When Burkitt's lymphoma involves the abdomen, it can cause symptoms such as abdominal pain, swelling, nausea, vomiting, and changes in bowel habits. It is a highly malignant lymphoma, but it is potentially curable with very aggressive therapy.

Patients with Burkitt-like lymphoma usually are treated as if they had classic Burkitt's lymphoma.

Large cell immunoblastic lymphoma is considered to be a more aggressive form of diffuse large cell lymphoma, which is categorized as "intermediate" in nature. At diagnosis, this lymphoma is usually a systemic (whole-body) disease. Immunoblastic lymphoma is rapidly fatal if untreated, but frequently curable with intensive chemotherapy.
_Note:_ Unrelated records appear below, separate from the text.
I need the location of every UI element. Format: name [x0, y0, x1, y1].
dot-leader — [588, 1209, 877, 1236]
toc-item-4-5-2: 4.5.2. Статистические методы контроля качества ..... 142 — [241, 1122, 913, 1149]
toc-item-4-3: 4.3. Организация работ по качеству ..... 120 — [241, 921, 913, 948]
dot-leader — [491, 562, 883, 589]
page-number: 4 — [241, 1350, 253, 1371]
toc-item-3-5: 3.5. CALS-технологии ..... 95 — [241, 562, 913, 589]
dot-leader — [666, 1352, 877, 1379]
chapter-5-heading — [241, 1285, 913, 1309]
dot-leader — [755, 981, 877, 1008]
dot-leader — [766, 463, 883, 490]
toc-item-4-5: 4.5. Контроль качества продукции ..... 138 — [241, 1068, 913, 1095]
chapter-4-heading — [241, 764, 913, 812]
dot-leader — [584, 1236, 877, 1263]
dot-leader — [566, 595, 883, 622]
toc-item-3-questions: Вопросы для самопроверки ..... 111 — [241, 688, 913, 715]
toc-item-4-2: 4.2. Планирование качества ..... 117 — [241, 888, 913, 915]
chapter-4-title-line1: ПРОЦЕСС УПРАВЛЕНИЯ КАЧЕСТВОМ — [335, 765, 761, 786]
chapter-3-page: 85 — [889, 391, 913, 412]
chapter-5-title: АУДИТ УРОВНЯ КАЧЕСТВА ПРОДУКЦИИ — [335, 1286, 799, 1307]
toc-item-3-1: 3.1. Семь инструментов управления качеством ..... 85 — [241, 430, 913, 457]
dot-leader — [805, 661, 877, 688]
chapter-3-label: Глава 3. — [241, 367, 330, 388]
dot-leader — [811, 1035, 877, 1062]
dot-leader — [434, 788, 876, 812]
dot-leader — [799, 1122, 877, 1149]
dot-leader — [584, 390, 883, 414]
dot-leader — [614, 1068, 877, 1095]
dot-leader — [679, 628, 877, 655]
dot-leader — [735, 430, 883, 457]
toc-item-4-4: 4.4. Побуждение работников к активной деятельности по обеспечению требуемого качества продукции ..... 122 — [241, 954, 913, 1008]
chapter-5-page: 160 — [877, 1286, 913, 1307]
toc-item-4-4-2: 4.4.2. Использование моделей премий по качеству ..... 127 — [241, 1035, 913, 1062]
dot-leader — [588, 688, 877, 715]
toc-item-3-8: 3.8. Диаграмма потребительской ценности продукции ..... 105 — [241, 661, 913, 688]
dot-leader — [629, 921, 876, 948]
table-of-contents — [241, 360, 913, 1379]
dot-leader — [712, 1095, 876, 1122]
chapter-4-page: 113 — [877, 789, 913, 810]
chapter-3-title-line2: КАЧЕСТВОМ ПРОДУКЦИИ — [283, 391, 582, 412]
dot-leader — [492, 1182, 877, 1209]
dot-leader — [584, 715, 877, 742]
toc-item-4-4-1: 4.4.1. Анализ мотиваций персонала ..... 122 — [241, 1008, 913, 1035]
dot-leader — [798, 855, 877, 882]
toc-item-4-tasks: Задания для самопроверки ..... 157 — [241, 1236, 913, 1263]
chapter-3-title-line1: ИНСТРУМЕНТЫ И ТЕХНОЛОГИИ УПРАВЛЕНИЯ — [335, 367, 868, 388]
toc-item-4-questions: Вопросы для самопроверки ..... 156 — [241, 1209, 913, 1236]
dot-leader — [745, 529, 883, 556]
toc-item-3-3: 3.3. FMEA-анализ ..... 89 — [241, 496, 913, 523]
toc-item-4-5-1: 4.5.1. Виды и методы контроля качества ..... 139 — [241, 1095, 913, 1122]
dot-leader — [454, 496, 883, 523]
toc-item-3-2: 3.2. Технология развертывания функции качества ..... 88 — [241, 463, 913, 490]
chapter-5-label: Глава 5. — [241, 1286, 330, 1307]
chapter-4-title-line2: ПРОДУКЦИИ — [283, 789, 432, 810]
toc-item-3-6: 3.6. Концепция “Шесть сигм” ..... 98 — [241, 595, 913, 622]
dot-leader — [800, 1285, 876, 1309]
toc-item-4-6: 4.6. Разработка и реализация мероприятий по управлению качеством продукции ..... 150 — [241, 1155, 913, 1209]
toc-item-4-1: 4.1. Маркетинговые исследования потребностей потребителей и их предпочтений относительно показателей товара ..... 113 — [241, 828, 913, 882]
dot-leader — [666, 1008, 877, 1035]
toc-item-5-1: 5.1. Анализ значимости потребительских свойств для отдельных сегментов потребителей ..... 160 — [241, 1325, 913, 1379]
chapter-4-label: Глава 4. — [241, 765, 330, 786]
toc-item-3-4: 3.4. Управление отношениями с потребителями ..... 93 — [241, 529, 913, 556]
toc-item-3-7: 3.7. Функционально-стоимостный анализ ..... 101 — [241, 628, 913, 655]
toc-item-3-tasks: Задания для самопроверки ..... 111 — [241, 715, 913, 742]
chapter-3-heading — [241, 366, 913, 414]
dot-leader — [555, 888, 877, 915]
Lymphoblastic lymphoma often arises in young men, showing high rates around the 16-year and 40-year age groups. In women, there is a more even distribution of disease across all ages. Lymphoblastic lymphoma has several clinical hallmarks, including the production of a mediastinal (middle chest) mass, involvement of the bone marrow and central nervous system (CNS), and "leukemia-like" characteristics similar to adult T-cell leukemia/ lymphoma (T-ALL). But lymph node disease (lymphadenopathy) prevails in lymphomblastic lymphoma, whereas peripheral blood changes prevail in T-ALL. Lymphatic involvement usually occurs above the diaphragm, affecting the nodes of the neck, collarbone, or underarms. In the past, lymphoblastic lymphoma was associated with a poor prognosis; however, complete remission and long-term survival now can be accomplished with the use of intensive chemotherapy programs.